None of this was sufficient to bring me back to Modern. I was busy with grad school; I was busy holding down several jobs afterward; and I didn’t have the local play opportunities I wanted. Ixalan had burnt me out on Magic in general; I had ample excuses not to come back. Modern was in great shape, but I only cared to follow it, not play. Turns out, legalizing Jace had me back slinging Celestial Colonnades in zero days. Jace was the kick in the pants I needed to come back, and I bet it got a lot of other folks excited for the format, too.
Overpowered or Just Right?
Time will tell if Jace and/or Bloodbraid Elf are good fits for Modern. Having sat down and played a bit with Jace, he does everything Modern blue decks have long needed (except wreck Tron): he wins on a stalled board, he provides card advantage, he’s removal, and he does all of that in one card. Normally, you needed to mix situational cards like Sphinx’s Revelation and Secure the Wastes and hope to find the rights at the right time. Now, you can just play Jace and he’ll Brainstorm away the situational cards you don’t need at the moment.
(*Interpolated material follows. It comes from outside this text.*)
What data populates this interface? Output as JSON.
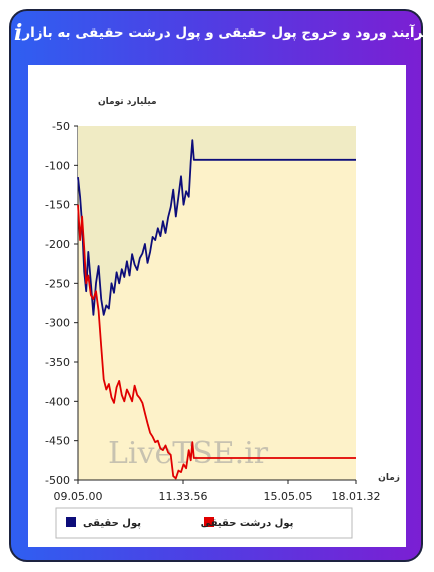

I am overjoyed at all the possibilities. Will he last? No clue. If he gets banned, well, I’ve been sitting on these Jaces anyway and I’ve already had other decks be banned (Jeskai Ascendacy with Treasure Cruise was one of the most fun, and disgustingly overpowered decks I’ve had the joy of playing). For now, we live in a Jace world. Hopefully, it’s a healthy one where blue decks are good and viable without being overpowered or lacking predators. We’ve no choice to either enjoy it or stop playing, and for now, I am excited to play.
As always, thanks for reading.
—Zachary Barash
Zachary Barash is a New York City-based game designer. He works for Kingdom Death: Monster, has a Game Design MFA from the NYU Game Center, and does freelance game design. When the stars align, he streams Magic.
His favorite card of the month is Impale. It’s solid, it’s simple, it’s clean, and it’s kind of perfect for Limited.